I can see possible nullity in cases of military service. I’ve got a lot of friends in the military and a few family members, too. Marry in haste, repent in leisure seems to be their motto. I know too many married and divorced people who married who and when they did because they were being deployed to a combat zone, sent overseas for a long period of time, or sent to the other side of the country and felt pressured to marry or risk losing their SO’s.

I guess what I’m saying is there is a big difference between being engaged and really planing on marrying vs every other type of “engaged” I’ve seen.

So, yeah, changing the date or setting one based on outside forces could point toward invalidity. Not always, of course, but for some couples…sure.


I don’t think changing the date, in and of itself, would be grounds for nullity. However, if the couple decided they needed to get married RIGHT AWAY, without considering all of the factors that are important when discerning a vocation to marriage, that COULD be grounds for nullity. Lack of valid consent and lack of understanding of the nature of marriage are grounds for nullity. For example, if a couple only decided to get married because they were worried they would “lose each other” if they were apart too long, I would be questioning the validity of their marriage. If your relationship is so weak that you’re worried about losing each other, are you really ready to pursue a marital relationship?



I can understand this priest’s point and, sure, he can present the case. But, it’s not a simple matter.

To be precise, “grounds” are related to particular canons in the Code. For a premarital pregnancy situation, the typical ground would be stated in these or essentially similar terms: “is the marriage of A and B invalid due to a grave lack of discretion of judgment concerning the essential, matrimonial rights and duties that are to be given and accepted, on the part of A or B (canon 1095.2)?” Very basically, this means that the court is investigating whether or not a party was lacking in knowledge of marriage (its basic, essential nature), lacking in internal freedom due to internal compulsion (not an external force, that’s a different canon), and/or lacking in the ability to evaluate the aptness of marriage to that person, at that time (the ability to think along these lines: “our marriage at this time is good because of these facts and is a challenge because of these other facts”).

All adults are presumed to have this discretionary capacity.
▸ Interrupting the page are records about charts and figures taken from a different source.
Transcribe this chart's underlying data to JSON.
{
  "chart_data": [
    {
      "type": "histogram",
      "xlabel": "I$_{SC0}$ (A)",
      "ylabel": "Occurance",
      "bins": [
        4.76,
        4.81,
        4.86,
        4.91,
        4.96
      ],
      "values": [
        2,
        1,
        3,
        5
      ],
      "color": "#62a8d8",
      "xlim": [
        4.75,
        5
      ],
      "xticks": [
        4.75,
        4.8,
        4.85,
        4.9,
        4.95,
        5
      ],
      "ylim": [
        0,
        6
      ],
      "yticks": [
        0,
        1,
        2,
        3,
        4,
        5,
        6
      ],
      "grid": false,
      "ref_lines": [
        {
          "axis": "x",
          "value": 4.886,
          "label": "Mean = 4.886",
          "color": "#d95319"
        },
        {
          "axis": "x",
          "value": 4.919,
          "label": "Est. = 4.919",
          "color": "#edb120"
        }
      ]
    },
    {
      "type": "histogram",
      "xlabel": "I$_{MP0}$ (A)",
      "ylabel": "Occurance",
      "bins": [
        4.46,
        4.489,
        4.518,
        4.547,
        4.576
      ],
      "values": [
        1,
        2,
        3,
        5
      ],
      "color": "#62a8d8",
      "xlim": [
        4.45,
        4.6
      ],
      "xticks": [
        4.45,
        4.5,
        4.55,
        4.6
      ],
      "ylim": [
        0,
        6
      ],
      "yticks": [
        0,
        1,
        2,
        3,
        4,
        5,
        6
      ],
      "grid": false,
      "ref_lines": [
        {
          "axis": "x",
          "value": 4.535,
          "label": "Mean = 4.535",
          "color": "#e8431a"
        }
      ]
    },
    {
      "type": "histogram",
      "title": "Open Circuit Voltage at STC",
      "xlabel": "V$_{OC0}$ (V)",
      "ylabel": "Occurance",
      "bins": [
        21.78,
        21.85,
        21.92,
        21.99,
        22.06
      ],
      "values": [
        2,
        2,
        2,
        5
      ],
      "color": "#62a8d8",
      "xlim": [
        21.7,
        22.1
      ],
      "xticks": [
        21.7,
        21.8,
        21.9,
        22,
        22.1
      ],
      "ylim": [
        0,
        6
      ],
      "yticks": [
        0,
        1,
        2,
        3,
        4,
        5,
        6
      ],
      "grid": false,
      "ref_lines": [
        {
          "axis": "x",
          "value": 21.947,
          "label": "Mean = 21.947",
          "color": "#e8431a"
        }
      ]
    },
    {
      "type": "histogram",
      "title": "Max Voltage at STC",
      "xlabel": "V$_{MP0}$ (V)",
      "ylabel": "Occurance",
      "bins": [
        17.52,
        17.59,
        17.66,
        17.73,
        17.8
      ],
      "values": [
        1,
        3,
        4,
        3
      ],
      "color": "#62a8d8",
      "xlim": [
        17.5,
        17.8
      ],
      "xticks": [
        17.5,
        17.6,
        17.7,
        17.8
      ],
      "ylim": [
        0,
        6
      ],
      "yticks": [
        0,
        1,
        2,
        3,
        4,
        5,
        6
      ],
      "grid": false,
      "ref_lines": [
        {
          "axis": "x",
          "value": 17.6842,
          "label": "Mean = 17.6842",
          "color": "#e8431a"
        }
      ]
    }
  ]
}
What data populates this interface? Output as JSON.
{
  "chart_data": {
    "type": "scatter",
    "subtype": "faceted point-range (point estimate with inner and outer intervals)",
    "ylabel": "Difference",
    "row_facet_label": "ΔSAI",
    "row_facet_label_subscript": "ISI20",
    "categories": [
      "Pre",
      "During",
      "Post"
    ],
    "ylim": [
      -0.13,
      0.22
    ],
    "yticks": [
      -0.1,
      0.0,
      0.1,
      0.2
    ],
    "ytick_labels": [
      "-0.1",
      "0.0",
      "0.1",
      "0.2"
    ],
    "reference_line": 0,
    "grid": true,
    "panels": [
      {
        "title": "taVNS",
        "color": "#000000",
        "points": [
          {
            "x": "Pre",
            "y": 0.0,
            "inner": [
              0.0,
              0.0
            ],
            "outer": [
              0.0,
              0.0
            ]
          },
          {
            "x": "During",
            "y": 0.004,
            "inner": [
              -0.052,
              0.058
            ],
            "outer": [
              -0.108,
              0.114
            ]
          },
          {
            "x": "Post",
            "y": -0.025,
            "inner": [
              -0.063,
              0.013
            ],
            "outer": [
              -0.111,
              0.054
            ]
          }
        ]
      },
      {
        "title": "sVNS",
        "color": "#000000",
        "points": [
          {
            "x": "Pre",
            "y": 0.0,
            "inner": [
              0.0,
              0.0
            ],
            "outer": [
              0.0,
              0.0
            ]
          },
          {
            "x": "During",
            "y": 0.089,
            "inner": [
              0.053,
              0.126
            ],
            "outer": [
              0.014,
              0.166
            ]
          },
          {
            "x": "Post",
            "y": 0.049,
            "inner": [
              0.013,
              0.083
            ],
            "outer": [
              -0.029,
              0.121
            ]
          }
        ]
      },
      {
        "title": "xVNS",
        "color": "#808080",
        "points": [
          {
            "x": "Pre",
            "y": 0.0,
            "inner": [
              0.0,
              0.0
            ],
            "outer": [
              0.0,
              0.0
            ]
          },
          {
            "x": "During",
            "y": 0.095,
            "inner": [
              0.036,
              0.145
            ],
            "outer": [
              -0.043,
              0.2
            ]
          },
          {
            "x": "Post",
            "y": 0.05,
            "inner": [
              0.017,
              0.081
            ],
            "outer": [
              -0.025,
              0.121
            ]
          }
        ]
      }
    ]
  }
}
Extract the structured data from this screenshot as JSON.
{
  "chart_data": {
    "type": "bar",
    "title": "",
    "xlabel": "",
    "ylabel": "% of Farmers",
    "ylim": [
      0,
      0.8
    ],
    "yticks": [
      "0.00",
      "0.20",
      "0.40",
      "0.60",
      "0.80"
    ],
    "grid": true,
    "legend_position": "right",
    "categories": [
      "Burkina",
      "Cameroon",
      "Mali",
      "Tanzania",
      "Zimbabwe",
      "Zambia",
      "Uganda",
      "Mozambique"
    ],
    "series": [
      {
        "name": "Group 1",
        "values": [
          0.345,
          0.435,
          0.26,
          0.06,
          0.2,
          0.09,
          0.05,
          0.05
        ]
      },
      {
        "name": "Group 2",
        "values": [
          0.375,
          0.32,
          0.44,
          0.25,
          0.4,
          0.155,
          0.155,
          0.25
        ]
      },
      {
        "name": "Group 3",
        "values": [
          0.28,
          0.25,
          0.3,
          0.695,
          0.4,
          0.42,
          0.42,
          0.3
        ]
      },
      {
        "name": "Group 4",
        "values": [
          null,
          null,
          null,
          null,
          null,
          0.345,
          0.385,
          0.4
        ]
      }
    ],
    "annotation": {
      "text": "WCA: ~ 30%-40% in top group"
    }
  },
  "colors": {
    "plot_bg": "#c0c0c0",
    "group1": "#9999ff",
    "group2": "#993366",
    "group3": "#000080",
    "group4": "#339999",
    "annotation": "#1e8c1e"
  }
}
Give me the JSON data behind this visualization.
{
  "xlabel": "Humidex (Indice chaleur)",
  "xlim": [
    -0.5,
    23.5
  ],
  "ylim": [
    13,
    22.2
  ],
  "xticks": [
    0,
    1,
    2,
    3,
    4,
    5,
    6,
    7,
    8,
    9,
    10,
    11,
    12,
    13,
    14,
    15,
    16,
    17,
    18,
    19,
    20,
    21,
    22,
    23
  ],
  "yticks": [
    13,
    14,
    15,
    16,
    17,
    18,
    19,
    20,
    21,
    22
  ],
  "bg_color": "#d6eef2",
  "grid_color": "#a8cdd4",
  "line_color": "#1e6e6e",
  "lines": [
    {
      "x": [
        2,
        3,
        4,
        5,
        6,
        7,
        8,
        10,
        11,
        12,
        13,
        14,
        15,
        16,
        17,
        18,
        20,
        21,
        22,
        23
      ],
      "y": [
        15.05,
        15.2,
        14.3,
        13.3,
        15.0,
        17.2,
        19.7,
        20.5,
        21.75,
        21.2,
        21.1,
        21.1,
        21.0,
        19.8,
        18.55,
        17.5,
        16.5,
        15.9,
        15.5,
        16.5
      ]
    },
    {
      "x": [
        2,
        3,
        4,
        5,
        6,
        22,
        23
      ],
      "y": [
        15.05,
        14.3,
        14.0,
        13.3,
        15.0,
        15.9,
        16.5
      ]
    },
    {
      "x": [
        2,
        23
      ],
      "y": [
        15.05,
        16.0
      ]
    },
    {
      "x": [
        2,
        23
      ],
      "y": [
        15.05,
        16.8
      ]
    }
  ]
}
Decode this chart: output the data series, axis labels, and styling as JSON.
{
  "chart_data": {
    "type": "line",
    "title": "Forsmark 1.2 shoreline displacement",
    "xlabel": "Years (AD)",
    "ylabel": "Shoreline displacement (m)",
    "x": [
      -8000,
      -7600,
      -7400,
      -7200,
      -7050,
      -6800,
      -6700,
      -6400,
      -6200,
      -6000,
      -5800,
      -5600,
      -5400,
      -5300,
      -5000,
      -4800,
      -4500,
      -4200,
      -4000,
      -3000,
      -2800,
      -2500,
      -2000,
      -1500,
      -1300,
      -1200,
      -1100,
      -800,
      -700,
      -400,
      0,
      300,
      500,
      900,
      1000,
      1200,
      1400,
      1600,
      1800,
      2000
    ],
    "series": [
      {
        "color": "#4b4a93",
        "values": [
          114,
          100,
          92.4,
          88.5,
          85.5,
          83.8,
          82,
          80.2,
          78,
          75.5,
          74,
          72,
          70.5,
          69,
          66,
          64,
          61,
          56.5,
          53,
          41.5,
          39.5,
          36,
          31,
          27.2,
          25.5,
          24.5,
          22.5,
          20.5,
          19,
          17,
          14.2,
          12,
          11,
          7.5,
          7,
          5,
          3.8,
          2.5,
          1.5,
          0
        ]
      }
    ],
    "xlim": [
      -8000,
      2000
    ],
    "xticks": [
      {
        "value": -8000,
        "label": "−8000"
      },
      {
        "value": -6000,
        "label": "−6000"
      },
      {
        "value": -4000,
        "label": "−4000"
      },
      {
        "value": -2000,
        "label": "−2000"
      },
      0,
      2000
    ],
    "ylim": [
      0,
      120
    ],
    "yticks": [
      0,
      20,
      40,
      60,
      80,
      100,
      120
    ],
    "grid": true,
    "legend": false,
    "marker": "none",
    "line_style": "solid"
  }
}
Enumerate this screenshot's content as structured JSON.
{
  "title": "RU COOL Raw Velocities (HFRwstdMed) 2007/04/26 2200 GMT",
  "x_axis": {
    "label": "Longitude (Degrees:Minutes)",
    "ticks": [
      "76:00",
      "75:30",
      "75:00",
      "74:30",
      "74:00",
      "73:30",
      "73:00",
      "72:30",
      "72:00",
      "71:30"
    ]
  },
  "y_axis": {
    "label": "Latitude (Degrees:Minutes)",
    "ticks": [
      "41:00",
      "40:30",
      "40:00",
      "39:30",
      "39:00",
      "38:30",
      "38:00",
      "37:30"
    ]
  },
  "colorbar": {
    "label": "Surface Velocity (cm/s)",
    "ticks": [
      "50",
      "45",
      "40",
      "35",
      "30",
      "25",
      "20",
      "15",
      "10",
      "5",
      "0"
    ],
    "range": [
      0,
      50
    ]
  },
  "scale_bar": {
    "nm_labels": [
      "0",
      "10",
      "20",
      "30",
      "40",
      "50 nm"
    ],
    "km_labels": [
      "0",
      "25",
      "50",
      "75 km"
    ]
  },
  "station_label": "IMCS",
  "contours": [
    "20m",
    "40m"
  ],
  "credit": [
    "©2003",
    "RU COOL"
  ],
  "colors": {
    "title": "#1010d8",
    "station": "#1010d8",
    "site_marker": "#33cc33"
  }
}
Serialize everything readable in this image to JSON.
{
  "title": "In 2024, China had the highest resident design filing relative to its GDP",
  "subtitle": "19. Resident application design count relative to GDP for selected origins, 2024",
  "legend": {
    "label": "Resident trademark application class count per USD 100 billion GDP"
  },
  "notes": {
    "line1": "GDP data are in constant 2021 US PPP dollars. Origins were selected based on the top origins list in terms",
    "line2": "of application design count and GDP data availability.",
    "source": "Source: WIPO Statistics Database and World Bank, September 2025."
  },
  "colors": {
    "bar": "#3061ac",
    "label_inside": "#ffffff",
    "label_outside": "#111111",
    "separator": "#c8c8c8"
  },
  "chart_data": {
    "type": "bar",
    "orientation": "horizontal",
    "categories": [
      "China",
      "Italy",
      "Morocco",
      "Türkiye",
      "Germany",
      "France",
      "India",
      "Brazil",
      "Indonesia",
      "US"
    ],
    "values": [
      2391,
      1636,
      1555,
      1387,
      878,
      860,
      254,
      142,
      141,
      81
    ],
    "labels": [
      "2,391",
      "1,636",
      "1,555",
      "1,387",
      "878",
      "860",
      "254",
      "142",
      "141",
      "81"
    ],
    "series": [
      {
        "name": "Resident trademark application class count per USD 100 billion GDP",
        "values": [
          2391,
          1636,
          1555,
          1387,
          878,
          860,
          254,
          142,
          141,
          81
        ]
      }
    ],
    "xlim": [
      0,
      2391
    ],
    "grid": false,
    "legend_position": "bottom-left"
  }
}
Sometimes, a premarital pregnancy can be a cause which leads to the effect of a lack of discretionary capacity.

In a concrete case such as what this priest presented, more is needed than the simple fact of the pregnancy, and a decision to change the date of the wedding, to prove that a person was incapable of marriage. If the couple had a good, normal courtship, and decided to marry with the support of everyone they know, a subsequent, premarital pregnancy may well be inconsequential. It may, in fact, be quite normal and expected for them to want to marry sooner. If the initial decision was obviously flawed, it is easier to see how the fact of a pregnancy might have made the party even less able to discern. The pregnancy is more proof of an incapacity but, by itself, it is not conclusive.

Again, all you can really say is that this kind of premarital pregnancy may be a cause which leads/contributes to a lack of discretion. My opinion is that, in general, a post-proposal pregnancy is going to be less important than a pre-proposal one. It is something the tribunal will consider, however, since it is a pertinent fact.